1991 – 1999 Stichting Cultureel Jongeren Paspoort (CJP)
1978 – 1983 Diverse functies binnen Omroepvereniging VPRO: – bestuurslid met portefeuilles programmabeleid en sociaal beleid – secretaris VPRO-bestuur (1979 – 1980) – voorzitter Ledenraad VPRO en adviserend lid VPRO-bestuur (1981 – 1983).
1980 Lid NOS-bestuur
Nieuwe uitdaging
Daamens jubileum en indrukwekkende loopbaan (zie ook kader), roept de vraag op hoe lang hij nog directeur van de stadsschouwburg zal blijven. Met de afronding van de metamorfose van de stadsschouwburg lijkt de weg vrij voor een nieuwe uitdaging voor Daamen. “Dit zou het moment kunnen zijn dat hij zich oriënteert op een nieuwe baan. Hij heeft er in ieder geval alle recht toe; hij laat een goed draaiende en vernieuwde stadsschouwburg achter”, zegt Weeda. Dat vindt ook Annet Lekkerkerker: “Met zijn staat van dienst in de culturele sector kan hij alles gaan doen wat hij maar wil.”
Daamens ruime bestuurlijke ervaring maakt hem een geschikte kandidaat voor bijna elke directeursfunctie in de media- en cultuursector. “Daar heeft hij zeker wel eens over nagedacht.
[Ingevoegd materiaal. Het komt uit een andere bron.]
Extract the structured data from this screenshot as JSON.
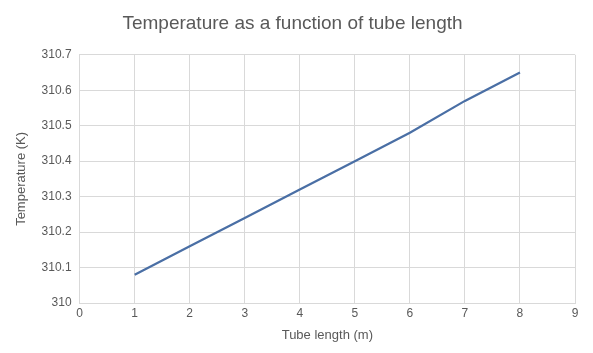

Hij is altijd op zoek naar uitdagingen”, zegt Van Traa, “Maar voor zover ik weet, speelt er nu niets.” Daamen is naar eigen zeggen een aantal keer benaderd voor bestuurlijke functies, maar meer wil hij daar niet over zeggen. Geruchten gingen dat hij benaderd werd voor directeursfuncties van het Amsterdams Stedelijk Museum en van de VPRO. Dit leverde niets op, Daamen wilde zijn huidige werk eerst afmaken.
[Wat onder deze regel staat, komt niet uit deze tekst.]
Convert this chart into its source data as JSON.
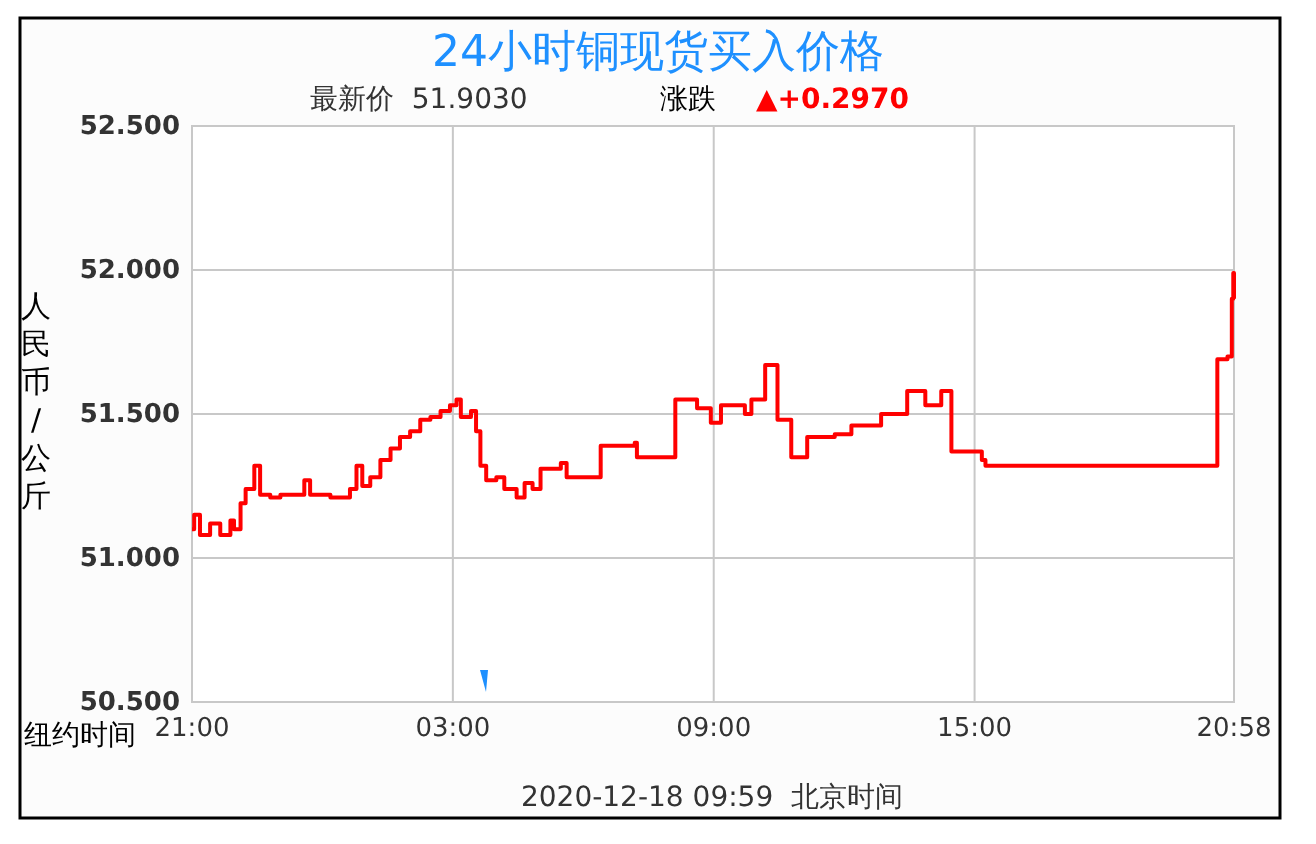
{
  "chart_data": {
    "type": "step",
    "title": "24小时铜现货买入价格",
    "subtitle": "最新价  51.9030",
    "xlabel": "2020-12-18 09:59  北京时间",
    "ylabel": "人民币/公斤",
    "annotations": [
      "涨跌",
      "▲+0.2970",
      "纽约时间"
    ],
    "x": [
      "2020-12-16T21:00",
      "2020-12-16T21:03",
      "2020-12-16T21:11",
      "2020-12-16T21:25",
      "2020-12-16T21:39",
      "2020-12-16T21:53",
      "2020-12-16T21:58",
      "2020-12-16T22:07",
      "2020-12-16T22:14",
      "2020-12-16T22:26",
      "2020-12-16T22:34",
      "2020-12-16T22:48",
      "2020-12-16T23:02",
      "2020-12-16T23:29",
      "2020-12-16T23:35",
      "2020-12-16T23:43",
      "2020-12-17T00:11",
      "2020-12-17T00:38",
      "2020-12-17T00:47",
      "2020-12-17T00:55",
      "2020-12-17T01:06",
      "2020-12-17T01:20",
      "2020-12-17T01:34",
      "2020-12-17T01:47",
      "2020-12-17T02:01",
      "2020-12-17T02:15",
      "2020-12-17T02:29",
      "2020-12-17T02:43",
      "2020-12-17T02:56",
      "2020-12-17T03:05",
      "2020-12-17T03:11",
      "2020-12-17T03:25",
      "2020-12-17T03:32",
      "2020-12-17T03:38",
      "2020-12-17T03:46",
      "2020-12-17T04:00",
      "2020-12-17T04:11",
      "2020-12-17T04:28",
      "2020-12-17T04:39",
      "2020-12-17T04:50",
      "2020-12-17T05:01",
      "2020-12-17T05:29",
      "2020-12-17T05:37",
      "2020-12-17T06:24",
      "2020-12-17T07:11",
      "2020-12-17T07:14",
      "2020-12-17T07:47",
      "2020-12-17T08:07",
      "2020-12-17T08:37",
      "2020-12-17T08:56",
      "2020-12-17T09:10",
      "2020-12-17T09:43",
      "2020-12-17T09:52",
      "2020-12-17T10:11",
      "2020-12-17T10:25",
      "2020-12-17T10:28",
      "2020-12-17T10:47",
      "2020-12-17T11:09",
      "2020-12-17T11:47",
      "2020-12-17T12:10",
      "2020-12-17T12:51",
      "2020-12-17T13:27",
      "2020-12-17T13:52",
      "2020-12-17T14:14",
      "2020-12-17T14:28",
      "2020-12-17T15:10",
      "2020-12-17T15:15",
      "2020-12-17T20:33",
      "2020-12-17T20:35",
      "2020-12-17T20:49",
      "2020-12-17T20:55",
      "2020-12-17T20:57",
      "2020-12-17T20:58"
    ],
    "series": [
      {
        "color": "#ff0000",
        "values": [
          51.1,
          51.15,
          51.08,
          51.12,
          51.08,
          51.13,
          51.1,
          51.19,
          51.24,
          51.32,
          51.22,
          51.21,
          51.22,
          51.22,
          51.27,
          51.22,
          51.21,
          51.24,
          51.32,
          51.25,
          51.28,
          51.34,
          51.38,
          51.42,
          51.44,
          51.48,
          51.49,
          51.51,
          51.53,
          51.55,
          51.49,
          51.51,
          51.44,
          51.32,
          51.27,
          51.28,
          51.24,
          51.21,
          51.26,
          51.24,
          51.31,
          51.33,
          51.28,
          51.39,
          51.4,
          51.35,
          51.35,
          51.55,
          51.52,
          51.47,
          51.53,
          51.5,
          51.55,
          51.67,
          51.67,
          51.48,
          51.35,
          51.42,
          51.43,
          51.46,
          51.5,
          51.58,
          51.53,
          51.58,
          51.37,
          51.34,
          51.32,
          51.32,
          51.69,
          51.7,
          51.9,
          51.99,
          51.9
        ]
      }
    ],
    "xlim": [
      "2020-12-16T21:00",
      "2020-12-17T20:58"
    ],
    "xticks": [
      {
        "value": "2020-12-16T21:00",
        "label": "21:00"
      },
      {
        "value": "2020-12-17T03:00",
        "label": "03:00"
      },
      {
        "value": "2020-12-17T09:00",
        "label": "09:00"
      },
      {
        "value": "2020-12-17T15:00",
        "label": "15:00"
      },
      {
        "value": "2020-12-17T20:58",
        "label": "20:58"
      }
    ],
    "ylim": [
      50.5,
      52.5
    ],
    "yticks": [
      {
        "value": 50.5,
        "label": "50.500"
      },
      {
        "value": 51,
        "label": "51.000"
      },
      {
        "value": 51.5,
        "label": "51.500"
      },
      {
        "value": 52,
        "label": "52.000"
      },
      {
        "value": 52.5,
        "label": "52.500"
      }
    ],
    "grid": true,
    "line_style": "solid",
    "marker": "none"
  }
}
“Ik wil nu nog genieten van het resultaat van de schouwburg”, antwoordt Daamen op de vraag wat zijn volgende baan zal zijn. “Natuurlijk zou het leuk zijn om weer bij de VPRO te belanden, om de cirkel rond te maken. Maar daar ben ik niet per se op uit.” Bovendien heeft hij nu meer tijd voor zijn nevenfuncties, onder andere als voorzitter van de Raad voor Commissarissen van AT5. “Maar ook al zou ik wel al meer weten, dan nog zou ik het niet prijsgeven. Dat deed ik ook niet toen het gerucht ging dat ik schouwburgdirecteur zou worden.”